Von Hubert vorgeschickt – "wenn es brenzlig wird"
Was folgt, ist ein Chatverlauf vom 18. August 2023, wenige Tage bevor die Vorwürfe gegen Hubert Aiwanger öffentlich gemacht wurden. Die Nachrichten liegen dem BR vor, auch diese Inhalte versicherte der Lehrer an Eides statt. Nach dem Anruf von Widmann schrieb der Lehrer als Nachtrag zum Telefonat am Vortag: "Hast du dich schon mal gefragt, warum der Hubert immer dich vorschickt, wenn es für ihn brenzlig wird?" Aiwanger missbrauche das persönliche Vertrauensverhältnis zwischen der Landtagsabgeordneten und dem früheren Lehrer: "Warum meldet sich der Feigling nicht selber bei mir, dann könnte man Klartext reden", so der frühere Lehrer.
In ihrer Antwort bedankt sich Widmann für die Klarstellung. Generell seien Gespräche wichtig, auch mal auf sachlicher Ebene. Mit Beteiligten sei das oft schwierig. "Offenheit und Ehrlichkeit währt am längsten", schließt Widmann ihre Antwort.

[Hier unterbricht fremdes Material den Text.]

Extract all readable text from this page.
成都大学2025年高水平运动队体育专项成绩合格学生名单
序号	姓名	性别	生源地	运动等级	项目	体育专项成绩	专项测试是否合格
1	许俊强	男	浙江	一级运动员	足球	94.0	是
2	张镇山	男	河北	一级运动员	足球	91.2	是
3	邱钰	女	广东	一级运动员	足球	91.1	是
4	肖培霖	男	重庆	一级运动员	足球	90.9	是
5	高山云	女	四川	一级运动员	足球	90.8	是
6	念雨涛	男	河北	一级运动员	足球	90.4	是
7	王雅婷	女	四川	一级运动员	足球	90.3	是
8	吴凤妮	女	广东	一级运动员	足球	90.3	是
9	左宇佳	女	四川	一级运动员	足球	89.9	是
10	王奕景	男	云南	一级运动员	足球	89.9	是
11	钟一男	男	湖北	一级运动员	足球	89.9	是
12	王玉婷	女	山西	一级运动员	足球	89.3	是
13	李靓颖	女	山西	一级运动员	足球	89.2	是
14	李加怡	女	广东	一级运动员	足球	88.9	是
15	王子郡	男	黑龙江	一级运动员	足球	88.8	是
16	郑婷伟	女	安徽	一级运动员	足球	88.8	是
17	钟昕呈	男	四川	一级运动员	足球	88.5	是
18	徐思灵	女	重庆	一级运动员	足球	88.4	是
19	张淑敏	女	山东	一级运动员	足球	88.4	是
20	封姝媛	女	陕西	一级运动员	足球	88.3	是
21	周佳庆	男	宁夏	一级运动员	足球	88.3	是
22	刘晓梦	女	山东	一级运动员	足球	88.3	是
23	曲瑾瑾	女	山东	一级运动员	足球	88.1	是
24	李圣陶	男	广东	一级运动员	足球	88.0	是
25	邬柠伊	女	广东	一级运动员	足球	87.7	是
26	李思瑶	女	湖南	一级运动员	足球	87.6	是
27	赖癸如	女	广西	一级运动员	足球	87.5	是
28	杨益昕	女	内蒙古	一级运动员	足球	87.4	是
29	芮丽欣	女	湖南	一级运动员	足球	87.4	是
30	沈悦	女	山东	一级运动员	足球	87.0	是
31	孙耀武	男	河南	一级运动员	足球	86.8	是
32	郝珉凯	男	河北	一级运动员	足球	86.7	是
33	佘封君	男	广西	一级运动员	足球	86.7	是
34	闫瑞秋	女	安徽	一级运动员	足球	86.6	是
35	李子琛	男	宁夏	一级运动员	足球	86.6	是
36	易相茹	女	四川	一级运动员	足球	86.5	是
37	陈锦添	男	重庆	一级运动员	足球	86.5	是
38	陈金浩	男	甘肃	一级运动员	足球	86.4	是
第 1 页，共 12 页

Die Freie-Wähler-Landtagsabgeordnete Jutta Widmann ließ mehrere Anfragen des Bayerischen Rundfunks zu dem Fall unbeantwortet. Offen bleiben deswegen viele Fragen. Seit wann wusste Widmann von dem Flugblatt und der Urheberschaft? Warum wollte sie bereits vor etwa 15 Jahren wissen, ob von dem Lehrer eine Gefahr für Aiwanger ausgehe? Unklar ist auch, ob Widmann eigenständig oder im Auftrag von Hubert Aiwanger handelte, und was sie erreichen wollte.
Aiwanger im Zwischenausschuss des Landtags
Vergangene Woche hat Aiwanger zudem 25 Fragen der Staatskanzlei zu der Affäre beantwortet. Daraus gehen allerdings nur wenige Erkenntnisse hervor. Größtenteils verweist der Wirtschaftsminister auf Erinnerungslücken.
Seit Ministerpräsident Söder am Sonntag die Entscheidung verkündet hat, an seinem Vize trotz der Vorwürfe festzuhalten, hat sich Aiwanger in der Öffentlichkeit nicht mehr dazu geäußert. Morgen kommt – auf Antrag der Opposition – der Zwischenausschuss des bayerischen Landtags zusammen. Aiwanger hat sein Kommen angekündigt. Ob er sich äußern wird, ist unklar.
Video: BR extra (03.09.2023): "Söder hält an Aiwanger fest"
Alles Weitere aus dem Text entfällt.